The IRS released the dollar limits for 2021 qualified retirement plan contributions. For 2021, employees’ and owners’ ability to defer compensation and invest for their future remains about the same as 2020. Because of low inflation, most of the common contribution levels were left unchanged, with defined contribution total dollar amounts (from employee and employer contributions combined) increasing by only $1,000. Although individual contribution levels have not increased, super savers ,who focus on saving the maximum allowed can take full advantage of their contribution(s) as follows:
2021 Contribution limits
- 401(k), 403(b), 457 plan employee deferral – $19,500
- Catch-up contributions (age 50+) – $6,500
- Defined contribution total dollar limit – $58,000
- Highly compensated employee limit – $130,000
- IRA contributions – $6,000
- Catch-up IRA contributions (age 50+) – $1,000
For more details, visit the IRS website.
Many employees are not saving enough, early enough
While retirement plan fiduciaries believe the limits are out of reach or exceed the savings needs of lower-income plan participants, under-savers that need to accelerate savings to get on track can benefit from reminders about the limits and encouraging savings increases. A Vanguard report How America Saves, showed that during 2019 only 12% of plan participants contribute the maximum amount yearly*; and, about half of those over the age of 55 and older have no retirement savings (such as a 401(k) or an IRA)**.
Higher wage earners also often under-save. Only 60% earning over $150,000 hit the limits*, and the consequences to their retirement lifestyle could be significant. Even if Social Security remains intact, it will replace less than 25% of the projected retirement income need for those earning more than $125,000, making independent savings essential.
Retirement plan design has evolved to encourage adequate savings through automatic enrollment and auto-escalation, but too many workers still delay retirement saving and then save too little. Delaying savings is a risk for many reasons, especially as you start to earn more. Some workers earning over $130,000 may not have access to the full deferral limits every year. As “highly-compensated employees” (HCE’s) they may have lower limits imposed on them if lower-paid workers at their company don’t participate, making plan design and participation critical.
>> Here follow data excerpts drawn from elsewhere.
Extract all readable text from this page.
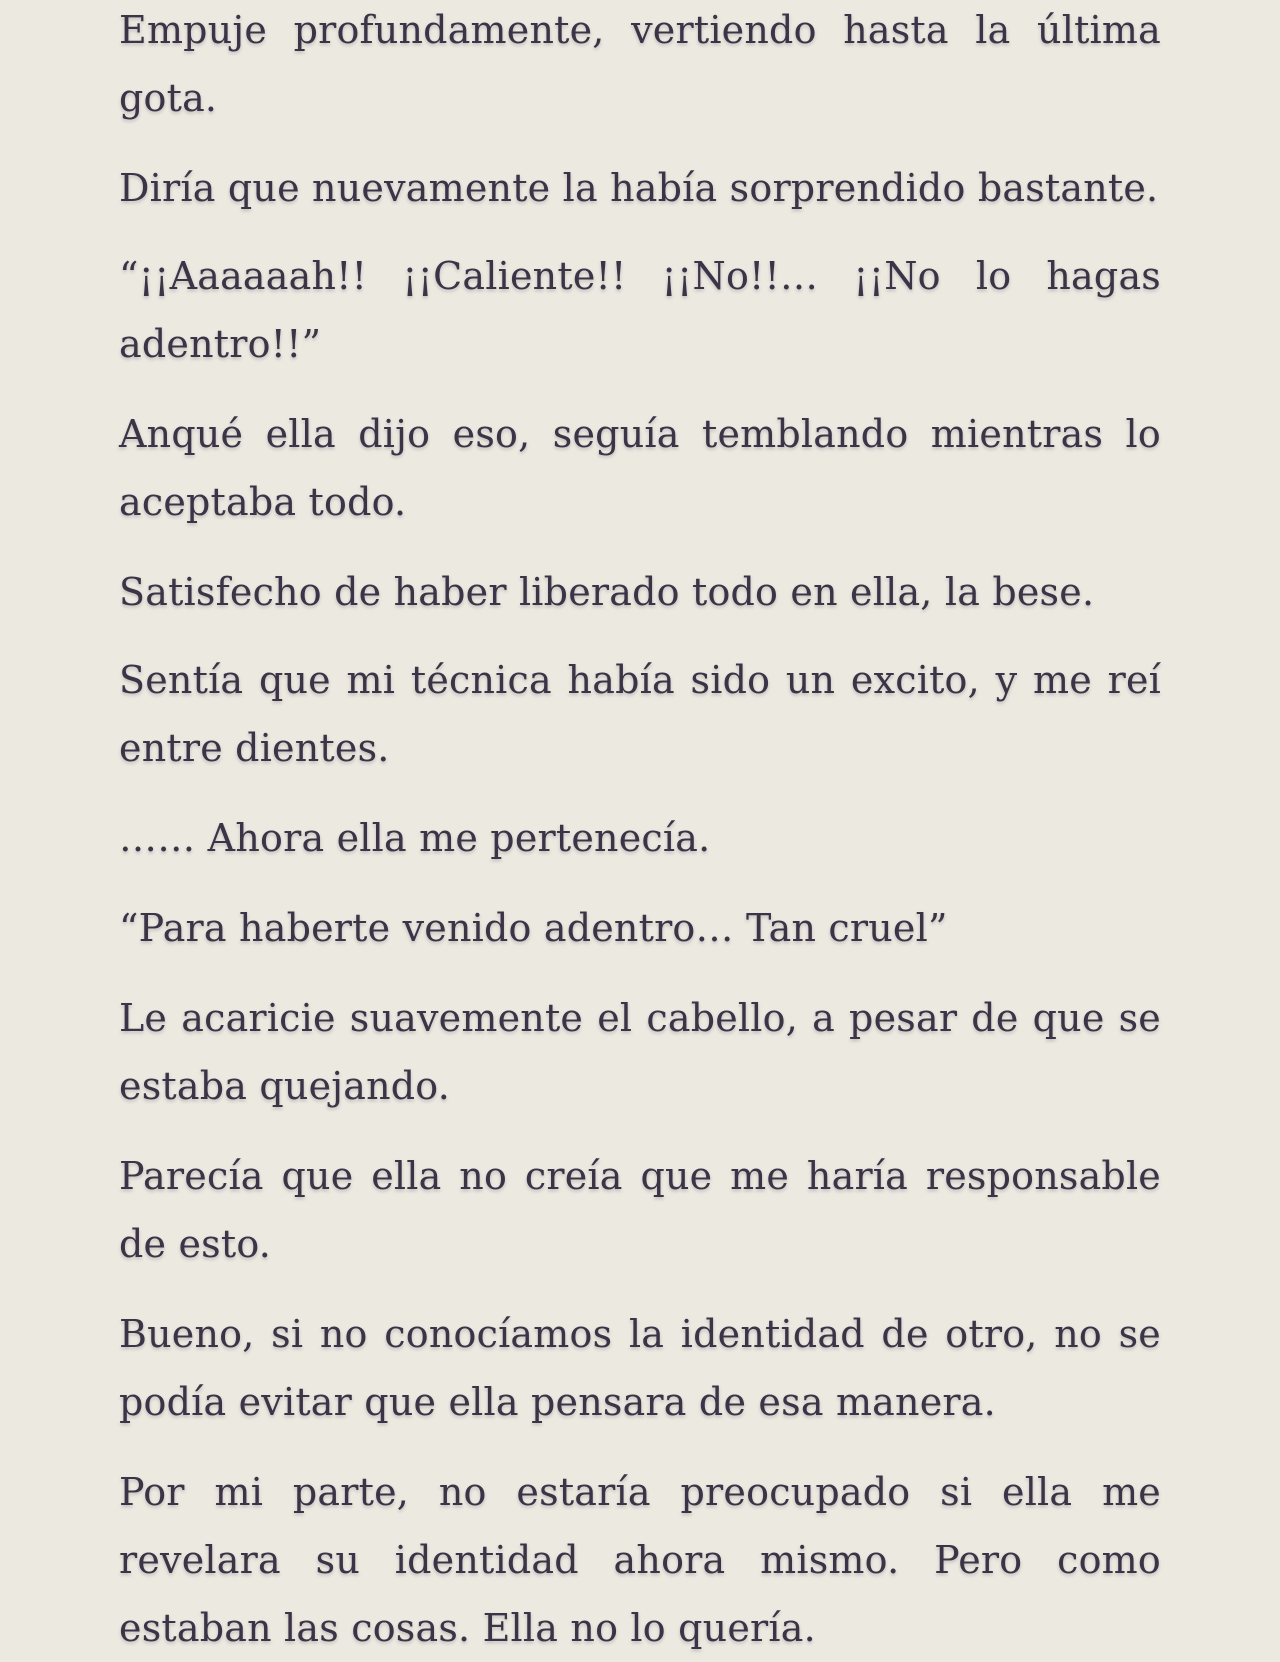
Empuje profundamente, vertiendo hasta la última gota.

Diría que nuevamente la había sorprendido bastante.

“¡¡Aaaaaah!! ¡¡Caliente!! ¡¡No!!… ¡¡No lo hagas adentro!!”

Anqué ella dijo eso, seguía temblando mientras lo aceptaba todo.

Satisfecho de haber liberado todo en ella, la bese.

Sentía que mi técnica había sido un excito, y me reí entre dientes.

…… Ahora ella me pertenecía.

“Para haberte venido adentro… Tan cruel”

Le acaricie suavemente el cabello, a pesar de que se estaba quejando.

Parecía que ella no creía que me haría responsable de esto.

Bueno, si no conocíamos la identidad de otro, no se podía evitar que ella pensara de esa manera.

Por mi parte, no estaría preocupado si ella me revelara su identidad ahora mismo. Pero como estaban las cosas. Ella no lo quería.
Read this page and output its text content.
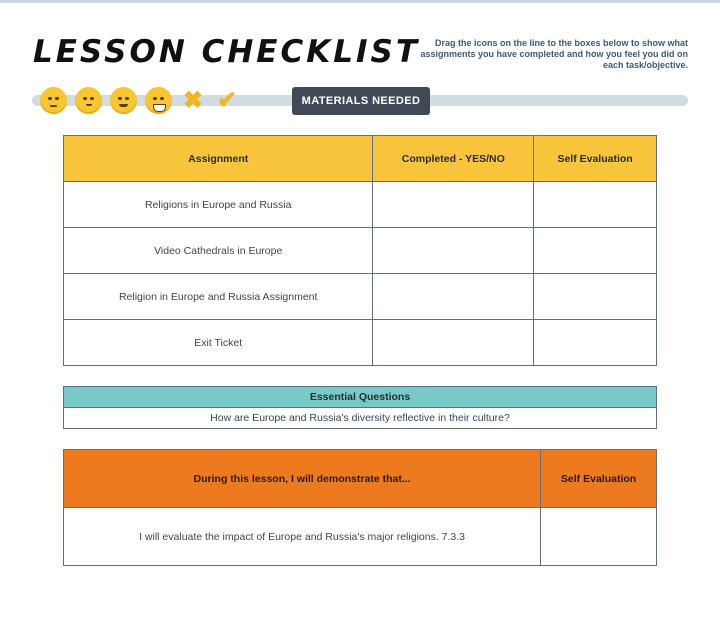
LESSON CHECKLIST	Drag the icons on the line to the boxes below to show what assignments you have completed and how you feel you did on each task/objective.
✖ ✔	MATERIALS NEEDED
Assignment	Completed - YES/NO	Self Evaluation
Religions in Europe and Russia		
Video Cathedrals in Europe		
Religion in Europe and Russia Assignment		
Exit Ticket		
Essential Questions
How are Europe and Russia's diversity reflective in their culture?
During this lesson, I will demonstrate that...	Self Evaluation
I will evaluate the impact of Europe and Russia's major religions. 7.3.3	
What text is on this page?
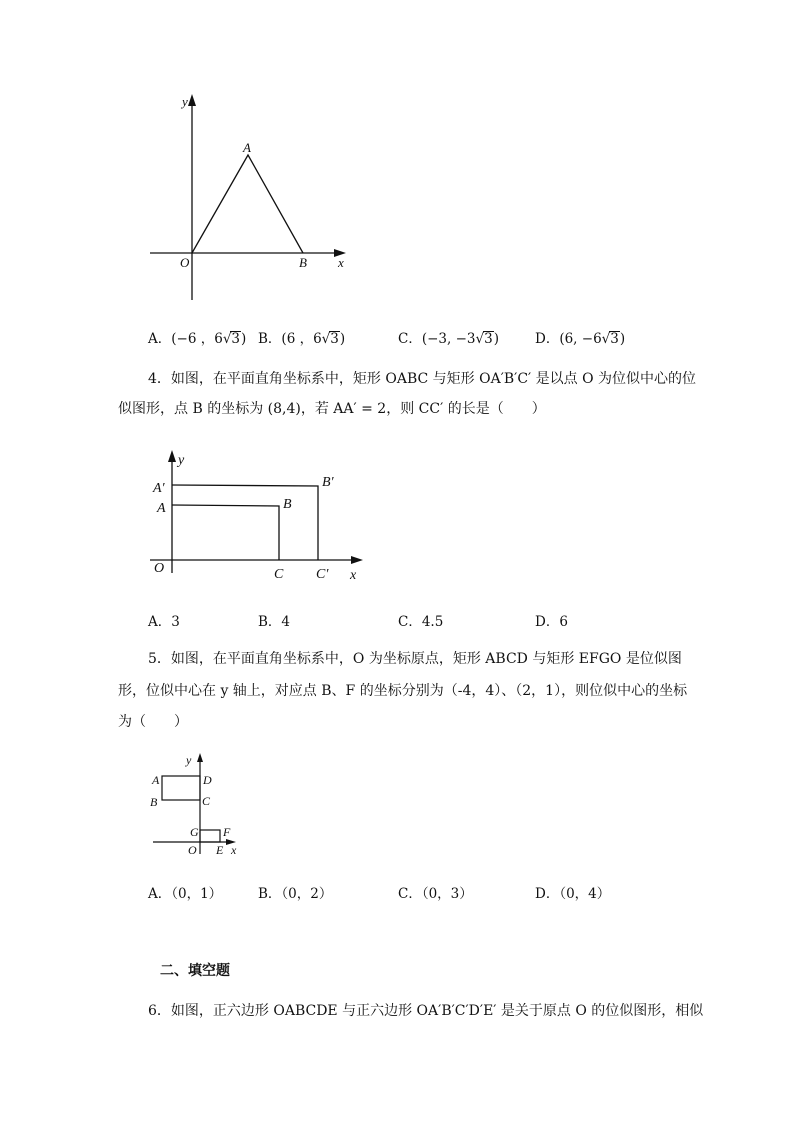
y
A
O	B x
A．(−6 ，6√3) B．(6 ，6√3)	C．(−3, −3√3)	D．(6, −6√3)
4．如图，在平面直角坐标系中，矩形 OABC 与矩形 OA′B′C′ 是以点 O 为位似中心的位
似图形，点 B 的坐标为 (8,4)，若 AA′ = 2，则 CC′ 的长是（　　）
y
A′
A
B′
B
O	C C′ x
A．3	B．4	C．4.5	D．6
5．如图，在平面直角坐标系中，O 为坐标原点，矩形 ABCD 与矩形 EFGO 是位似图
形，位似中心在 y 轴上，对应点 B、F 的坐标分别为（-4，4）、（2，1），则位似中心的坐标
为（　　）
y
A	D
B	C
G F
O E x
A．（0，1）	B．（0，2）	C．（0，3）	D．（0，4）
二、填空题
6．如图，正六边形 OABCDE 与正六边形 OA′B′C′D′E′ 是关于原点 O 的位似图形，相似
There is some good news for certain HCE’s who are behind in their savings. The catch-up provisions that allow those over age 50 to contribute an additional $6,500 per year are not subject to the HCE restrictions, so even if their regular contributions are limited, they can still contribute the full $6,500 catch-up amount.
Contribute in line with your personal financial plan
Be sure to review the available retirement plans, limits, and investment options. Contributing up to the allowable limits may not always be the answer, but ensuring that you are contributing the right amount and in the right types of accounts for your situation will make a meaningful difference in your ability to retire when, and how, you envision.